I am trying to impute a data set that utilized planned missingness. The syntax is below:
fit.fiml = cfa(Test2.model, data=W12, estimator = "ML", missing = "FIML", control=list(rel.tol=1e-8, iter.max=1000), verbose=TRUE)
fit.aux <- auxiliary(fit.fiml, aux = auxvars, data = W12, estimator = "ML", missing = "FIML", fun= "cfa", control=list(rel.tol=1e-8, iter.max=1000), verbose=TRUE)
I am new to R and firstly would like to know if this is the correct syntax for adding auxiliary variables.

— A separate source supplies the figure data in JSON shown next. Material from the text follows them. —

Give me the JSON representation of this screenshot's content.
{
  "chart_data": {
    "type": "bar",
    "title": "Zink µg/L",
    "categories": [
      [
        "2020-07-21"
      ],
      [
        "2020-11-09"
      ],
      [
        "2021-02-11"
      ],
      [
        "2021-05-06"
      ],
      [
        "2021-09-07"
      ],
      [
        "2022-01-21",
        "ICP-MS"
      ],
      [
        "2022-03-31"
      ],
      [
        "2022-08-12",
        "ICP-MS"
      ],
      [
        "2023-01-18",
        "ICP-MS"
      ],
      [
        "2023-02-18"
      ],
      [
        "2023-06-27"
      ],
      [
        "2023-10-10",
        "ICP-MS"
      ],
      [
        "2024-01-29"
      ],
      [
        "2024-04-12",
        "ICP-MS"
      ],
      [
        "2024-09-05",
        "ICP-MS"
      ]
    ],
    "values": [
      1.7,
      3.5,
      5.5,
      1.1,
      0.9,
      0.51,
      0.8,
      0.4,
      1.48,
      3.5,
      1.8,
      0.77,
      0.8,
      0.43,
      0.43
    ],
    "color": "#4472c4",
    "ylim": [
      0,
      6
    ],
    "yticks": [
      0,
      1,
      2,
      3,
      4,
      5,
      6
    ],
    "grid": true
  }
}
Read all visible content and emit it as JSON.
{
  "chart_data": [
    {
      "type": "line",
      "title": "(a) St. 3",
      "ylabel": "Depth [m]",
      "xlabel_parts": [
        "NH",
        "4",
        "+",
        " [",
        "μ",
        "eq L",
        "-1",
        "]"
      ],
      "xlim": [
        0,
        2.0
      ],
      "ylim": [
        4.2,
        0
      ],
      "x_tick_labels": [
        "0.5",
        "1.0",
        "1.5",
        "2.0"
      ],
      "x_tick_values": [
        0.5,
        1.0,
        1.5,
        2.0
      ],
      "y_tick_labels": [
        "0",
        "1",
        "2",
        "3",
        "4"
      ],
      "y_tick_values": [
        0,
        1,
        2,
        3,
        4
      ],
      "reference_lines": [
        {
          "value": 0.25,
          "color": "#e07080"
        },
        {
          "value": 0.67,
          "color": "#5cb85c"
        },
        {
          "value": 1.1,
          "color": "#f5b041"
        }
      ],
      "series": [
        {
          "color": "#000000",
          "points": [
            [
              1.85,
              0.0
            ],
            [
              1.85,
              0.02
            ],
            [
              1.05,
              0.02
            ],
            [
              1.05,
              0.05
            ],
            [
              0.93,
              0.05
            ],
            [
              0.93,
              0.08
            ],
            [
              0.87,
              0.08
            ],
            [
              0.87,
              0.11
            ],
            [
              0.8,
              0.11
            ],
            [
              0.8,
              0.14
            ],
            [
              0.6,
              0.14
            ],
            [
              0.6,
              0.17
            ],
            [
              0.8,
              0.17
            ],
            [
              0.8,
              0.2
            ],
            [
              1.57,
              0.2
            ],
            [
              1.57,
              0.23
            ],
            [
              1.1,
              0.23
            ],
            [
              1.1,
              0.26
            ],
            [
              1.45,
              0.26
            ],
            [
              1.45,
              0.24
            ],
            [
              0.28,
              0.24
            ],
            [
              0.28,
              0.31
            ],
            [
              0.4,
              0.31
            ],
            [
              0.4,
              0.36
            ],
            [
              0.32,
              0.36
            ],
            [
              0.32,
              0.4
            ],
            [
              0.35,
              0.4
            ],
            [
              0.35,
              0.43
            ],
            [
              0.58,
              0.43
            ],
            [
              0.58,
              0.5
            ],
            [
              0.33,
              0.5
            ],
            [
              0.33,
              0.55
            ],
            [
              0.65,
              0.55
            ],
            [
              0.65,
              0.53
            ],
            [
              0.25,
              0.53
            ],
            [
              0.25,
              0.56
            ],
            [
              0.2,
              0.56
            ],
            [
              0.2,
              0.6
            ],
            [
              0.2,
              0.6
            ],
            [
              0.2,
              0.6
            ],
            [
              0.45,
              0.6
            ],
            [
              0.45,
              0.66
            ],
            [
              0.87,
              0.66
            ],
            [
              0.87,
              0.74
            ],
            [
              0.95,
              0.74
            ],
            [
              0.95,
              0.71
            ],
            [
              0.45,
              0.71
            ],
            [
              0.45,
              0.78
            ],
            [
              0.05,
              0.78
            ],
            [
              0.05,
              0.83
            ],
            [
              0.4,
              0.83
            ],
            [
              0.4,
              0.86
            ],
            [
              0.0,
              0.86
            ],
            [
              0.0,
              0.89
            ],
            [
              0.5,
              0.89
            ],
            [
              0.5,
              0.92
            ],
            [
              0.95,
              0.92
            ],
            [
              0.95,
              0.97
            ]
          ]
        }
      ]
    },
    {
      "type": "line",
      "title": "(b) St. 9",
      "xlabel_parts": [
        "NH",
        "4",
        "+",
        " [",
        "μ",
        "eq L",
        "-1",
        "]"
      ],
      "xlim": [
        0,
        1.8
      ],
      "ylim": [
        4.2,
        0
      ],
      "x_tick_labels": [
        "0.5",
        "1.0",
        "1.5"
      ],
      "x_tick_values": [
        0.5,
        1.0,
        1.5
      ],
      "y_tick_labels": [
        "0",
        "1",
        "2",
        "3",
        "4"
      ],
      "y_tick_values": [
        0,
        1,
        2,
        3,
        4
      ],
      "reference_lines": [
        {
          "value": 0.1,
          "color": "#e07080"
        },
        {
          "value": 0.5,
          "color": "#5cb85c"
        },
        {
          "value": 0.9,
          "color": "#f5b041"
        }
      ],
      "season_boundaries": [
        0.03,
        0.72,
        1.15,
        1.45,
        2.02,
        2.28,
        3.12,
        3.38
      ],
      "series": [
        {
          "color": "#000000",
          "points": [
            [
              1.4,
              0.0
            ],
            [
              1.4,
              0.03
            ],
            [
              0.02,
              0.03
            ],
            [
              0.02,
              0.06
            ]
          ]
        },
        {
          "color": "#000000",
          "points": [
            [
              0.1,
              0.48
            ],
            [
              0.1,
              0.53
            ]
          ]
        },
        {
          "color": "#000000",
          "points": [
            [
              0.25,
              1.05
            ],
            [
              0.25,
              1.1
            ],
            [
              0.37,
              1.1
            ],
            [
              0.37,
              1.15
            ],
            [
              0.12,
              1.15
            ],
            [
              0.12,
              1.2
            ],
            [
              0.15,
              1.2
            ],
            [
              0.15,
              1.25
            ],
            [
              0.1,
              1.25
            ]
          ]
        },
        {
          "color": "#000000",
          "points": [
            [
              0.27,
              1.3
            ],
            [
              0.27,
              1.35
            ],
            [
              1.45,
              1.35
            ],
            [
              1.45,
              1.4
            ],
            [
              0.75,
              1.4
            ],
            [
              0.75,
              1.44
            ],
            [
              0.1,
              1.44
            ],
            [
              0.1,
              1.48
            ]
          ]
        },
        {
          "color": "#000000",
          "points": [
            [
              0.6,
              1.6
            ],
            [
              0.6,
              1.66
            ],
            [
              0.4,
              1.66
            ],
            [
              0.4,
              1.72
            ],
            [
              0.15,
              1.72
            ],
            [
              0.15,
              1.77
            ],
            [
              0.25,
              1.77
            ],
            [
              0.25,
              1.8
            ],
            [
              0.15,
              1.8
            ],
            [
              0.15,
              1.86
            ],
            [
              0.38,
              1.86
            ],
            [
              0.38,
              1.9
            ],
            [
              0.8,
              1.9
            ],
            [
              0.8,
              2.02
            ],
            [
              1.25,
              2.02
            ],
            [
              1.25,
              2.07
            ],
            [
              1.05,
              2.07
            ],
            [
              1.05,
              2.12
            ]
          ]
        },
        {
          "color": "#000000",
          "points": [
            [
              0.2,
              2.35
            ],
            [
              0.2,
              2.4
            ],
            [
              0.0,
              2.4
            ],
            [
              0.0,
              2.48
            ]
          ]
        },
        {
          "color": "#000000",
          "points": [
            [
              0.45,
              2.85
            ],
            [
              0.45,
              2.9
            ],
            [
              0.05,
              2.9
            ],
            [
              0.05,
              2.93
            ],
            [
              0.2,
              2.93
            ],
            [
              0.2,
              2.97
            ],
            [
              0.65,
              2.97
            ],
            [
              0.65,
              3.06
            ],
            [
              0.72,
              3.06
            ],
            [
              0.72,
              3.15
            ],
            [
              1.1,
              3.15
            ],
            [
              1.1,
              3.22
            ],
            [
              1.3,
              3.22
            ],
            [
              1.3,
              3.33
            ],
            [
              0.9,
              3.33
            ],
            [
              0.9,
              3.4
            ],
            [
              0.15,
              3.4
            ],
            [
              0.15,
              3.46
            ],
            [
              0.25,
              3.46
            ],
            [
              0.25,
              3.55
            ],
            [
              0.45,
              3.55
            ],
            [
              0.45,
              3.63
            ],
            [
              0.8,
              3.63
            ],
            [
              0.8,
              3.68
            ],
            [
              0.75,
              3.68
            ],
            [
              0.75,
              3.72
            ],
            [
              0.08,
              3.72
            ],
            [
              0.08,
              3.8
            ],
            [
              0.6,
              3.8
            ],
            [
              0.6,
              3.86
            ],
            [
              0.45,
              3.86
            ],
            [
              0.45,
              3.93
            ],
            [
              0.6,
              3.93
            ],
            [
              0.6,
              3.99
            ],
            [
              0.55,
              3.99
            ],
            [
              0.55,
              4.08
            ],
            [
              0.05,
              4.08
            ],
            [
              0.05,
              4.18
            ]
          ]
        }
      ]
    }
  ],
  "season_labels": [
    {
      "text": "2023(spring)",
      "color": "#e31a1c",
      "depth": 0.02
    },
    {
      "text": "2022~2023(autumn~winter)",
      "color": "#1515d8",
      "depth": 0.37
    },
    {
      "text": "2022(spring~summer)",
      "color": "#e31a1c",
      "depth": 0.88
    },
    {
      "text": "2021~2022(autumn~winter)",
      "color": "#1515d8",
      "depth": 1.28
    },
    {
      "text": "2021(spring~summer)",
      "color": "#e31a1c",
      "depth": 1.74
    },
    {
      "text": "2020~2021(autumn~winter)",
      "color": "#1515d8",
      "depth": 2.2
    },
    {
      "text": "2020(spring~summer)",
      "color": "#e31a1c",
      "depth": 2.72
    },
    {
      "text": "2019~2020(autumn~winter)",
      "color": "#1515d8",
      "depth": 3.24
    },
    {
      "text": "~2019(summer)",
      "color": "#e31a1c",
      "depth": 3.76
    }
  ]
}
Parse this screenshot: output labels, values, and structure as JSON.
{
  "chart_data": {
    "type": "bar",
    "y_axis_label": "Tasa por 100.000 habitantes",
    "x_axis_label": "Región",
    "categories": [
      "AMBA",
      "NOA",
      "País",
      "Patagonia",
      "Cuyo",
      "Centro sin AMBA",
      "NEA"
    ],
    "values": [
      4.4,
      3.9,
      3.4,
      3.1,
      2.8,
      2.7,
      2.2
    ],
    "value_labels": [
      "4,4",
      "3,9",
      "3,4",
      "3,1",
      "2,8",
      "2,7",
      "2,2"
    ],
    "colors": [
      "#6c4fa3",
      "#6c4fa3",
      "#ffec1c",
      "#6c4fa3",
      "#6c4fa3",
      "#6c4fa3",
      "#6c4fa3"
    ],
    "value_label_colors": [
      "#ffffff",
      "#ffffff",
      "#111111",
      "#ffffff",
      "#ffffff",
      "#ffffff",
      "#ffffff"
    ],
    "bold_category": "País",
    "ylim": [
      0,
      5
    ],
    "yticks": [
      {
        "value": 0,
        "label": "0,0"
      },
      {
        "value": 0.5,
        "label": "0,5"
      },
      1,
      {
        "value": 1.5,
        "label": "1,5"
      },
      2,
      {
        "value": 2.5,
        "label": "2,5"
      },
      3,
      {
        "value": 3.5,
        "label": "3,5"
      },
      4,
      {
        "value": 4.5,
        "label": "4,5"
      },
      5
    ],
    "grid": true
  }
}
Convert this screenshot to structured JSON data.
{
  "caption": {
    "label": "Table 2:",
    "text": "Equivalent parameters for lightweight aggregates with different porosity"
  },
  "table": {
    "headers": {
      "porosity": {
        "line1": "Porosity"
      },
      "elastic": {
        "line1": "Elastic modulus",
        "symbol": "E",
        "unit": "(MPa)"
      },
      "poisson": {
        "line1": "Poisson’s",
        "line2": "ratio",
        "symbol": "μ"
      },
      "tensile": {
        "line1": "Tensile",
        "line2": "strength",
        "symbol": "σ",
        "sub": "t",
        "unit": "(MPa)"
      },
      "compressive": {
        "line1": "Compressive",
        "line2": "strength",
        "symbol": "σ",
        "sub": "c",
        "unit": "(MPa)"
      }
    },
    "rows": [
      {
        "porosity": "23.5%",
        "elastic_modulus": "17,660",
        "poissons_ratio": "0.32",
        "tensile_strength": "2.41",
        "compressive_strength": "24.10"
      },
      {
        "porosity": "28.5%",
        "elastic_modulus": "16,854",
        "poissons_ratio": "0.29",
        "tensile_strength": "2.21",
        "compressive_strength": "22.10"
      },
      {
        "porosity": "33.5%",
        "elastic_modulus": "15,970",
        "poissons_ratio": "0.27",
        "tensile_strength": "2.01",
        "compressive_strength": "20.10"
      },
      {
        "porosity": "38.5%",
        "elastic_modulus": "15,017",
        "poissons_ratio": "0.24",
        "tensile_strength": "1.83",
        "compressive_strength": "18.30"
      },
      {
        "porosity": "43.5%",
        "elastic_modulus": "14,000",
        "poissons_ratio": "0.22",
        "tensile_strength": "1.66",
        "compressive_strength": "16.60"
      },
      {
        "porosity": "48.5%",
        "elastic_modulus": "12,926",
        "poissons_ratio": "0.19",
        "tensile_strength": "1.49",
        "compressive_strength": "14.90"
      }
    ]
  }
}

When this runs I get the following errors:
Error in validObject(.Object) :
invalid class “Fit” object: invalid object for slot "fx.group" in class "Fit": got class "NULL", should be or extend class "numeric"
In addition: Warning messages:
1: In lav_data_full(data = data, group = group, group.label = group.label, :
lavaan WARNING: some cases are empty and will be removed:
2 73 106
2: In lav_data_full(data = data, group = group, group.label = group.label, :
lavaan WARNING: due to missing values, some pairwise combinations have less than 10% coverage
3: In lavaan::lavaan(model = list(id = 1:589, lhs = c("OA", "OA", "OA", :
lavaan WARNING: model has NOT converged!
Any advice would be helpful. Thanks!